Kondisi ini menawarkan peluang baru bagi para investor yang cermat dalam memilih instrumen investasi. Koreksi minor yang terjadi dinilai sebagai penyesuaian alami akibat dinamika suku bunga global saat ini.
Sentimen domestik di Indonesia sendiri terpantau tetap berada dalam zona positif. Hal ini ditopang oleh kinerja solid yang berhasil dicatatkan oleh berbagai korporasi di dalam negeri.
Selain itu, optimisme belanja pemerintah menjelang penutupan akhir tahun fiskal juga turut memberikan dukungan fundamental bagi pasar saham domestik. Momen ini dianggap krusial untuk peninjauan ulang alokasi aset.
Bagi investor yang sedang mencari peluang investasi setelah adanya koreksi pasar, waktu saat ini dinilai sangat ideal untuk melakukan evaluasi portofolio. Fokus harus diarahkan pada pemilihan saham yang tepat.
Investor disarankan untuk melakukan eliminasi terhadap saham-saham yang bersifat spekulatif dalam portofolio mereka saat ini. Langkah ini bertujuan untuk memperkuat basis investasi dengan instrumen yang lebih aman.

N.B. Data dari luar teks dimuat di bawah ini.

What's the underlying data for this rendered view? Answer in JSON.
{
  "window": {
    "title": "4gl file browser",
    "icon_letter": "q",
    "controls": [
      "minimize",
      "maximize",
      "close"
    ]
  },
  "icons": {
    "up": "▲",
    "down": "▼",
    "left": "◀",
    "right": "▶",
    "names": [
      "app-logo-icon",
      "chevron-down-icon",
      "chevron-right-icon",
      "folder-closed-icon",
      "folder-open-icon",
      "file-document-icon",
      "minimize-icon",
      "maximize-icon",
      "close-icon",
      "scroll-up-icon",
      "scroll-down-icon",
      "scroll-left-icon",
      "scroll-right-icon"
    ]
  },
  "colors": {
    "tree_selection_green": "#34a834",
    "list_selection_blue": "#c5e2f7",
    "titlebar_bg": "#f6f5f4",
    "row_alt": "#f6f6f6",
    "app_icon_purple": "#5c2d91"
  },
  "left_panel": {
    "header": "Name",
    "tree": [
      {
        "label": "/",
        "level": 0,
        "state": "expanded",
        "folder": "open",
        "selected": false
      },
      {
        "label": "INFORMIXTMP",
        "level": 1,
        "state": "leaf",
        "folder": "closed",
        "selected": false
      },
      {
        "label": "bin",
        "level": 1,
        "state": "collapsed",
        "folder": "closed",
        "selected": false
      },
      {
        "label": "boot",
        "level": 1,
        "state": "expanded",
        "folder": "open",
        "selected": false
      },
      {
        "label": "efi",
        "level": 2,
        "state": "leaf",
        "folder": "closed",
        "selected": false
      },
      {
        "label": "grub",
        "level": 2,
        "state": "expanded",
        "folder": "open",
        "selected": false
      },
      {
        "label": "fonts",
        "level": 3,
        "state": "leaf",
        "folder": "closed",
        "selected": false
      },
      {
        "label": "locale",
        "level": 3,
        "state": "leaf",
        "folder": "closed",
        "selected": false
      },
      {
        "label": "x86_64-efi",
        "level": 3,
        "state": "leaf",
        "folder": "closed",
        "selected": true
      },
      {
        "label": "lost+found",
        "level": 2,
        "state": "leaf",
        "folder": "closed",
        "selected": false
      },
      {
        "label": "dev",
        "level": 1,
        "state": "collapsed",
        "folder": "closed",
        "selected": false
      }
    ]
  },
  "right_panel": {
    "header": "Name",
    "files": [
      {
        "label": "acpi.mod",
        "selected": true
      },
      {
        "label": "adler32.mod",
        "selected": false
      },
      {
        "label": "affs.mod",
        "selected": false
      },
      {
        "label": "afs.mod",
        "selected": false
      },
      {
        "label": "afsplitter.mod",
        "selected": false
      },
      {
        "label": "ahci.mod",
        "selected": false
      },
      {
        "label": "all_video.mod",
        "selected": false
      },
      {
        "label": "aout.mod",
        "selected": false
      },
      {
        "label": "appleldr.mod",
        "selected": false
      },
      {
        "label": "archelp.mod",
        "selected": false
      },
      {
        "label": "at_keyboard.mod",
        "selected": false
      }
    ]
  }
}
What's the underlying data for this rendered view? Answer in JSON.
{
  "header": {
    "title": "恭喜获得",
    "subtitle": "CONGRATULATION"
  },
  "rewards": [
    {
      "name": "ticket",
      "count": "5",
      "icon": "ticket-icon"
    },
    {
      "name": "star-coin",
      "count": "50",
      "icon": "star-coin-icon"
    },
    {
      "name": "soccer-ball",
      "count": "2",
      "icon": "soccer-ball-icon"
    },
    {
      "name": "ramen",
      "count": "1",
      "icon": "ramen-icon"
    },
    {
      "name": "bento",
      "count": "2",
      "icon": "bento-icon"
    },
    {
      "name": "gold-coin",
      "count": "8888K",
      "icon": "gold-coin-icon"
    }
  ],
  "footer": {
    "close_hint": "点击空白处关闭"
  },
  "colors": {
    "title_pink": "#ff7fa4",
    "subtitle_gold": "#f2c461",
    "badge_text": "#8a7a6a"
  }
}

Fokus utama dalam strategi investasi bulan Juli 2026 ini adalah mengarahkan dana pada Emiten Terpercaya yang memiliki fundamental bisnis yang kuat dan teruji. Hal ini penting untuk menjaga stabilitas imbal hasil jangka panjang.
Dikutip dari BISNISMARKET.COM, kondisi IHSG di awal Juli 2026 memperlihatkan fase konsolidasi yang sehat setelah periode reli kuat di semester pertama.
Dilansir dari BISNISMARKET.COM, meskipun terdapat sedikit koreksi minor yang dipicu oleh penyesuaian suku bunga global, sentimen domestik tetap terjaga positif berkat kinerja korporasi yang solid dan optimisme belanja pemerintah menjelang akhir tahun fiskal.